Critical components of the declaration could be interpreted as having the ability to “dismember or impair” Canada as a nation, meaning Article 46 could have significant consequence for how fully UNDRIP is implemented and embraced.
Disputes over access to land, natural resources and water, for example, lie at the heart of many recent clashes between Indigenous peoples and Ottawa. And as the Mi’kmaq blockade in New Brunswick demonstrated, Indigenous peoples are often criminalized for exercising sovereignty over traditional lands.
Patricia Doyle-Bedwell, a Mi’kmaq lawyer and professor at Dalhousie University said the power of UNDRIP lies in its ability to strengthen Indigenous rights to protect land and water.
“That’s what that is about. We’re not going to have anything if we don’t have our land,” she told DeSmog Canada.
“We have the right to our survival, our dignity, our way of being as Indigenous people.”
In 1982 Canada amended its constitution to — for the first time — enshrine the rights of Canada’s indigenous peoples.
The amendment, Section 35, states simply: “The existing aboriginal and treaty rights of the aboriginal peoples of Canada are hereby recognized and affirmed.”
The creation of Section 35 represented a turning point in Canada’s history and a monumental victory Canada’s Indigenous peoples fought very hard for. Yet the wording of the section has been criticized for its vagueness which doesn’t define what those rights are.
So in May 2016, when Minister Bennett told the UN, “By adopting and implementing the declaration, we are excited that we are breathing life into Section 35 and recognizing it as a full box of rights for Indigenous Peoples in Canada,” concerns emerged that Canada might restrict UNDRIP under the confines of the constitution.
“Bennett is trying to contain international laws and principles and standards into Canadian domestic constitutional law and court cases,” Diabo, the Kahnawake Mohawk policy advisor, told DeSmog Canada. “That’s the problem that I have.”
Diabo said the original negotiations between Indigenous nations and Canada about the constitution weren’t a success, leaving plenty of “unfinished business.”
Former national chief of the Assembly of First Nations, Ovide Mercredi, recently called for the completion of those negotiations and the need for Canada to actually honour and fulfill its existing treaties with Indigenous peoples.
Bill C-262 will be debated again in February 2018. A March will decide if the bill will move past second reading to committee.

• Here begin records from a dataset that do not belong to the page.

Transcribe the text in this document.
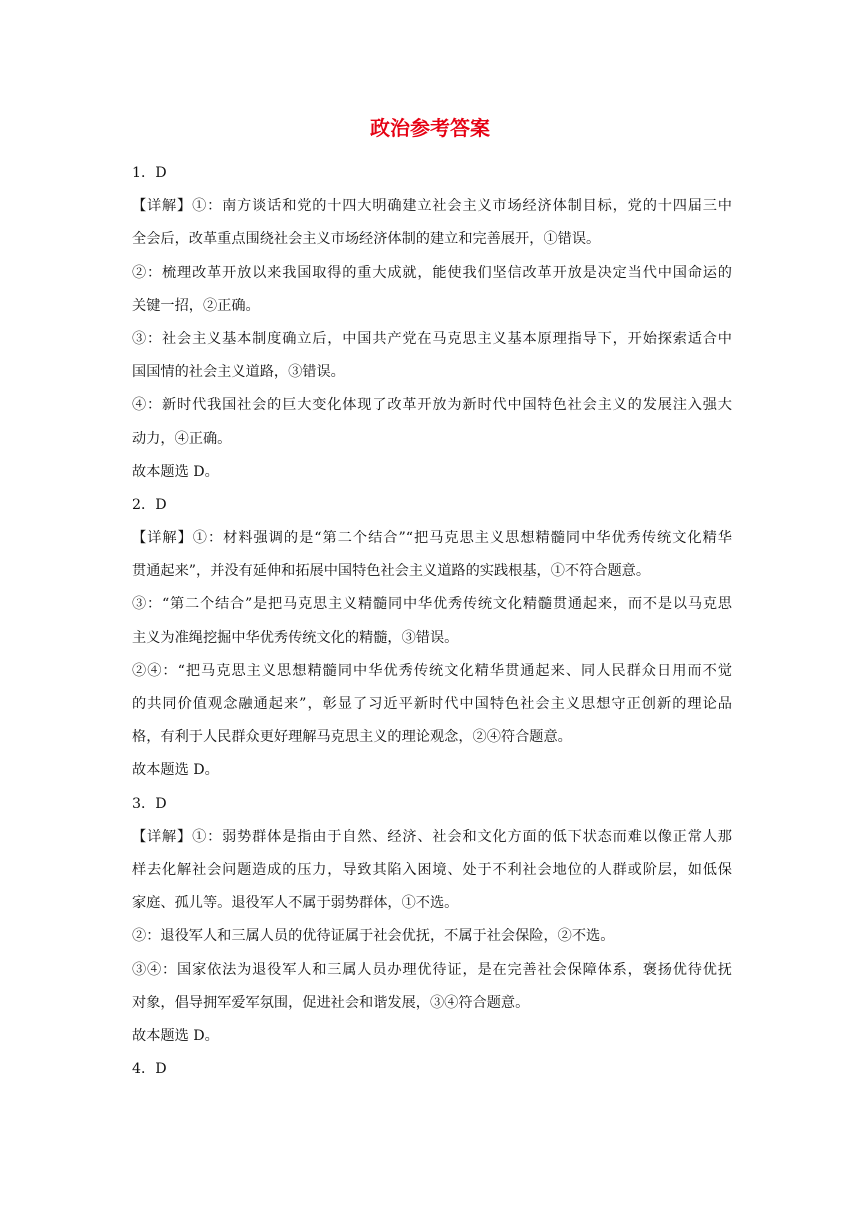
政治参考答案
1．D
【详解】①：南方谈话和党的十四大明确建立社会主义市场经济体制目标，党的十四届三中
全会后，改革重点围绕社会主义市场经济体制的建立和完善展开，①错误。
②：梳理改革开放以来我国取得的重大成就，能使我们坚信改革开放是决定当代中国命运的
关键一招，②正确。
③：社会主义基本制度确立后，中国共产党在马克思主义基本原理指导下，开始探索适合中
国国情的社会主义道路，③错误。
④：新时代我国社会的巨大变化体现了改革开放为新时代中国特色社会主义的发展注入强大
动力，④正确。
故本题选 D。
2．D
【详解】①：材料强调的是“第二个结合”“把马克思主义思想精髓同中华优秀传统文化精华
贯通起来”，并没有延伸和拓展中国特色社会主义道路的实践根基，①不符合题意。
③：“第二个结合”是把马克思主义精髓同中华优秀传统文化精髓贯通起来，而不是以马克思
主义为准绳挖掘中华优秀传统文化的精髓，③错误。
②④：“把马克思主义思想精髓同中华优秀传统文化精华贯通起来、同人民群众日用而不觉
的共同价值观念融通起来”，彰显了习近平新时代中国特色社会主义思想守正创新的理论品
格，有利于人民群众更好理解马克思主义的理论观念，②④符合题意。
故本题选 D。
3．D
【详解】①：弱势群体是指由于自然、经济、社会和文化方面的低下状态而难以像正常人那
样去化解社会问题造成的压力，导致其陷入困境、处于不利社会地位的人群或阶层，如低保
家庭、孤儿等。退役军人不属于弱势群体，①不选。
②：退役军人和三属人员的优待证属于社会优抚，不属于社会保险，②不选。
③④：国家依法为退役军人和三属人员办理优待证，是在完善社会保障体系，褒扬优待优抚
对象，倡导拥军爱军氛围，促进社会和谐发展，③④符合题意。
故本题选 D。
4．D
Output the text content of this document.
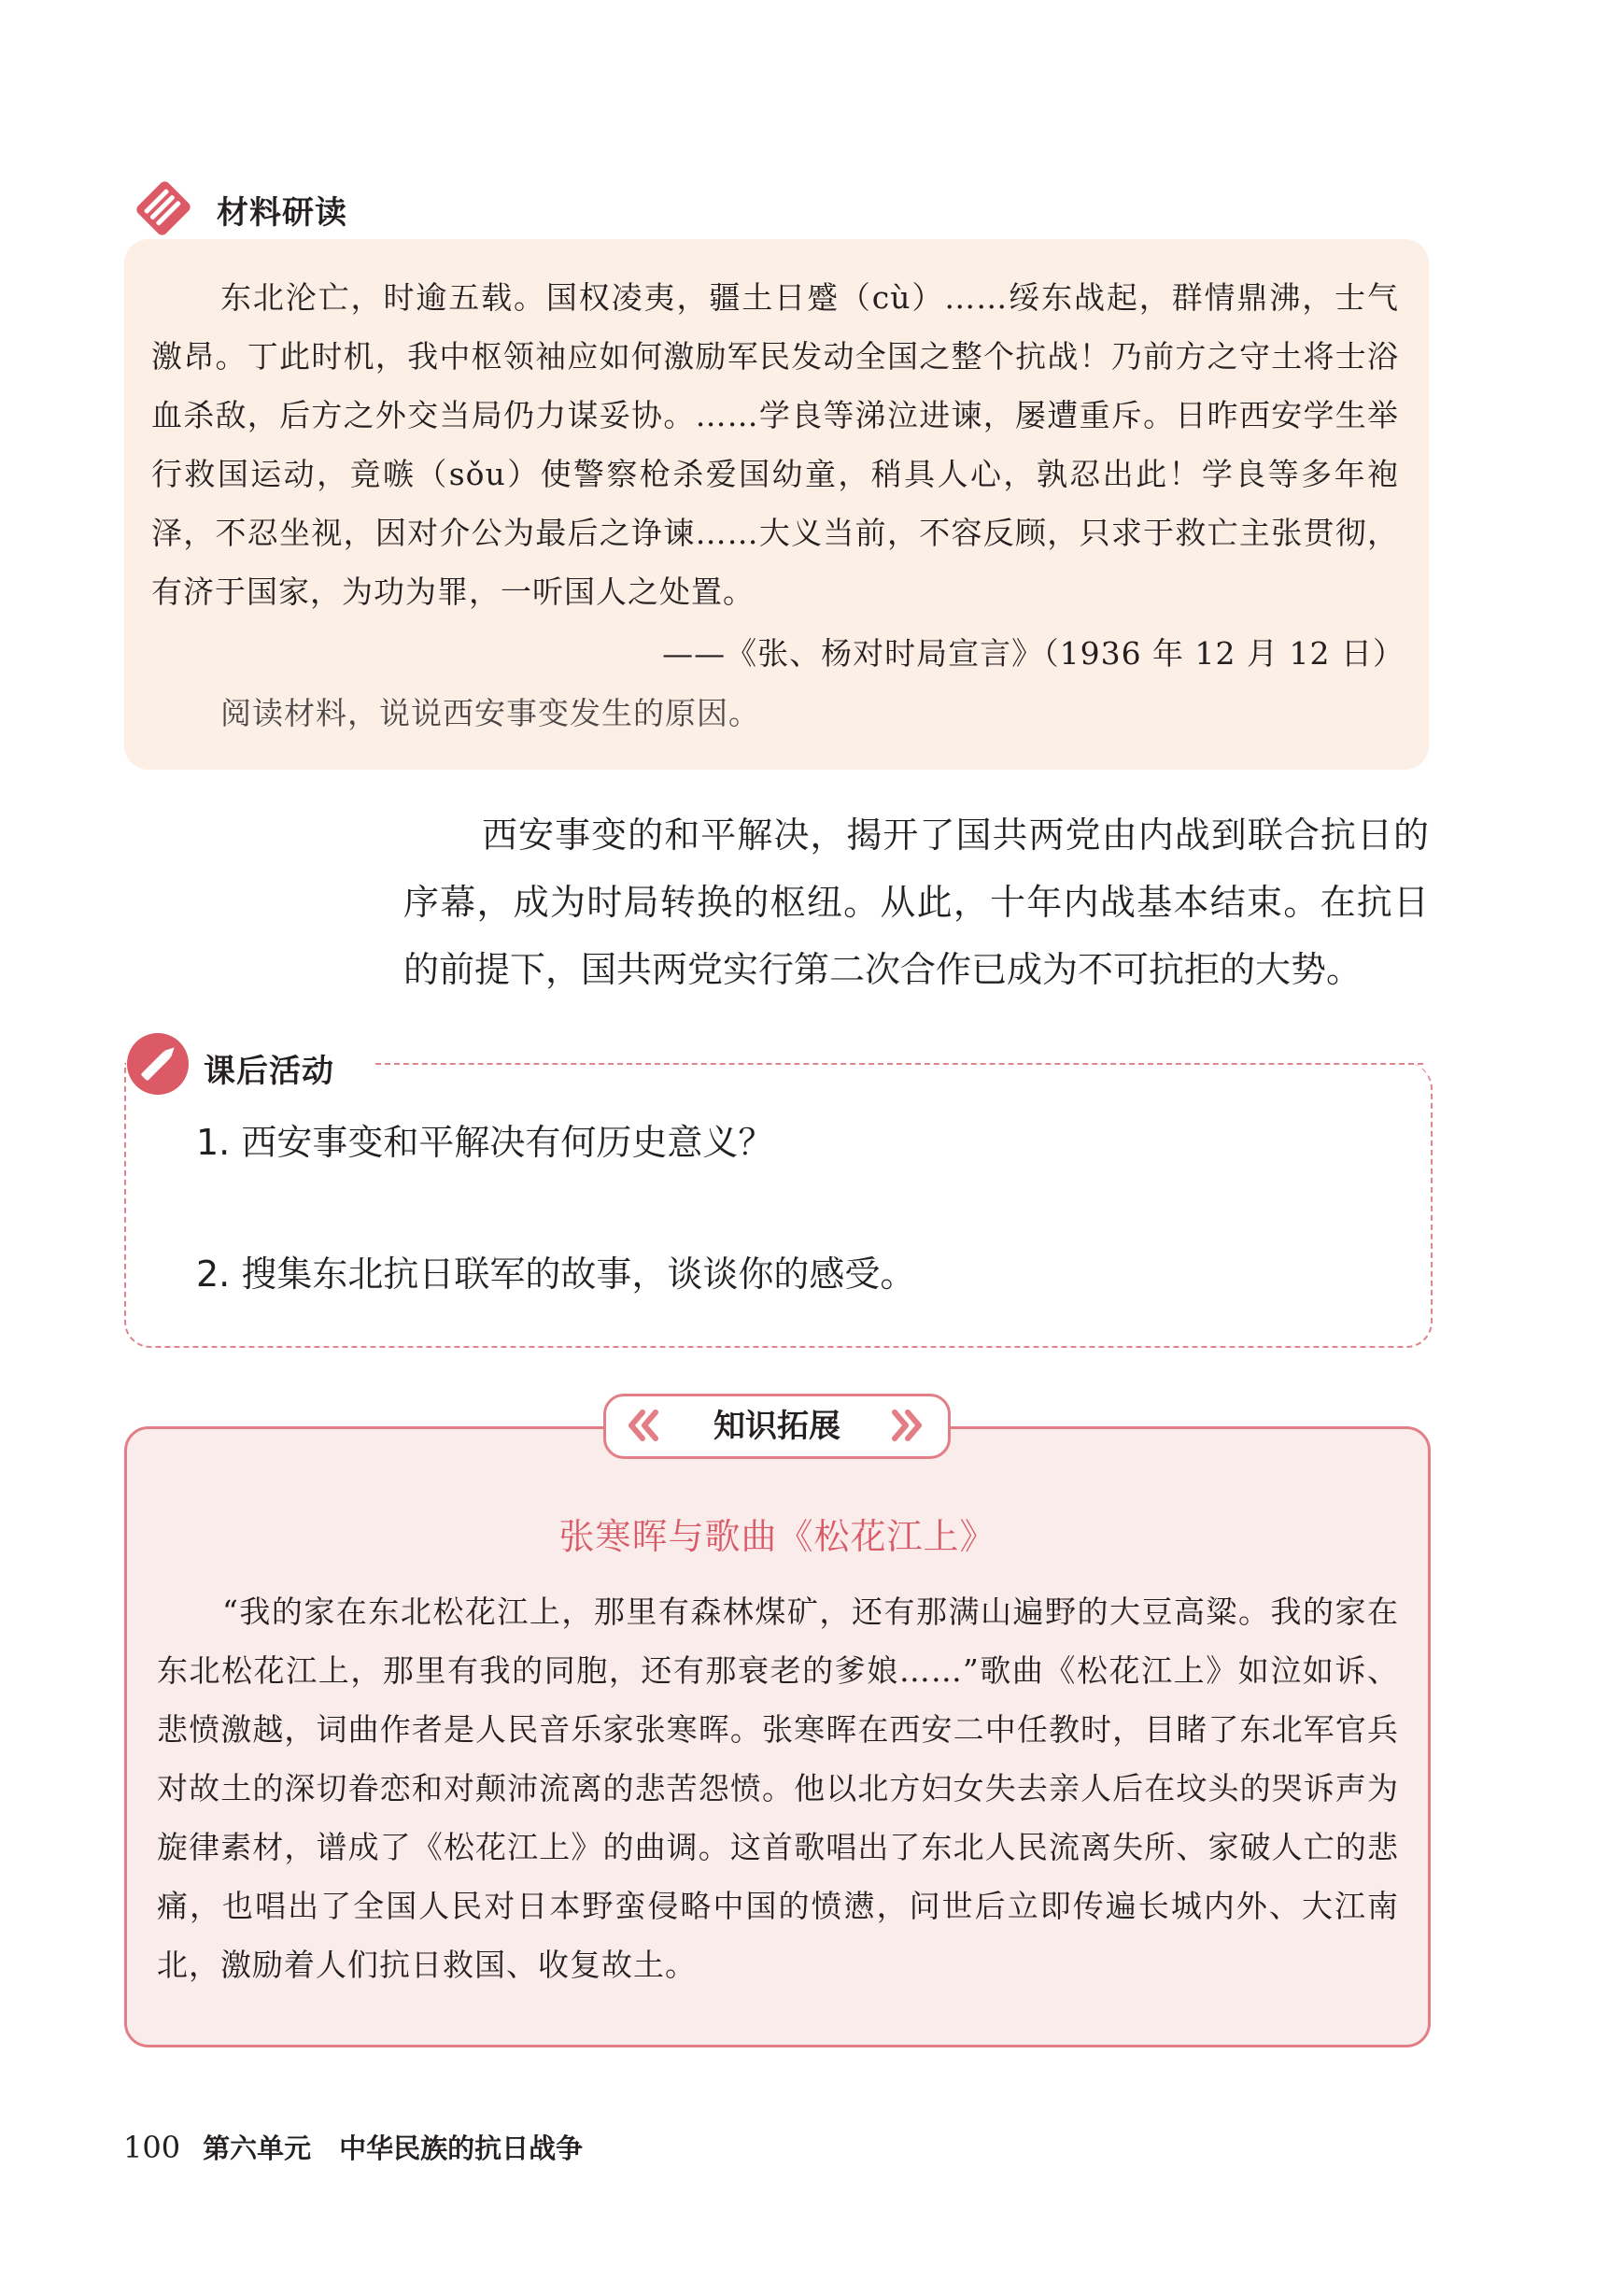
材料研读
东北沦亡，时逾五载。国权凌夷，疆土日蹙（cù）……绥东战起，群情鼎沸，士气激昂。丁此时机，我中枢领袖应如何激励军民发动全国之整个抗战！乃前方之守土将士浴血杀敌，后方之外交当局仍力谋妥协。……学良等涕泣进谏，屡遭重斥。日昨西安学生举行救国运动，竟嗾（sǒu）使警察枪杀爱国幼童，稍具人心，孰忍出此！学良等多年袍泽，不忍坐视，因对介公为最后之诤谏……大义当前，不容反顾，只求于救亡主张贯彻，有济于国家，为功为罪，一听国人之处置。
——《张、杨对时局宣言》（1936 年 12 月 12 日）
阅读材料，说说西安事变发生的原因。
西安事变的和平解决，揭开了国共两党由内战到联合抗日的序幕，成为时局转换的枢纽。从此，十年内战基本结束。在抗日的前提下，国共两党实行第二次合作已成为不可抗拒的大势。
课后活动
1. 西安事变和平解决有何历史意义？
2. 搜集东北抗日联军的故事，谈谈你的感受。
知识拓展
张寒晖与歌曲《松花江上》
“我的家在东北松花江上，那里有森林煤矿，还有那满山遍野的大豆高粱。我的家在东北松花江上，那里有我的同胞，还有那衰老的爹娘……”歌曲《松花江上》如泣如诉、悲愤激越，词曲作者是人民音乐家张寒晖。张寒晖在西安二中任教时，目睹了东北军官兵对故土的深切眷恋和对颠沛流离的悲苦怨愤。他以北方妇女失去亲人后在坟头的哭诉声为旋律素材，谱成了《松花江上》的曲调。这首歌唱出了东北人民流离失所、家破人亡的悲痛，也唱出了全国人民对日本野蛮侵略中国的愤懑，问世后立即传遍长城内外、大江南北，激励着人们抗日救国、收复故土。
100 第六单元 中华民族的抗日战争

Given full support from the federal Liberals, it appears likely that will happen.
As that March vote approaches, the declaration will be put under increasing scrutiny. Past debate has been used to raise questions about the merits of the document and what uncertainties remain surrounding its legal implementation.
During the Dec. 5 debate in the House of Commons, Conservative MP and opposition critic for Indigenous and Northern Affairs, Cathy McLeod asked: “What is the difference between ‘free, prior, and informed consent’ and ‘consult and accommodate,’ which is what we have in law right now?”
She continued, “certainly there is no question that the declaration proposes that change in our law and we need to simply know what that is going to mean because it is important.”
As of right now, there aren’t any clear answers to that question.
For many Indigenous experts, the potential success of Bill C-262 and UNDRIP itself depends on the federal government’s perspective on Indigenous sovereignty and self-determination.
“To implement UNDRIP…we have to go back to nation-to-nation relationships,” Doyle-Bedwell said. “This idea that we have to fit it into these boxes will not advance our reconciliation.”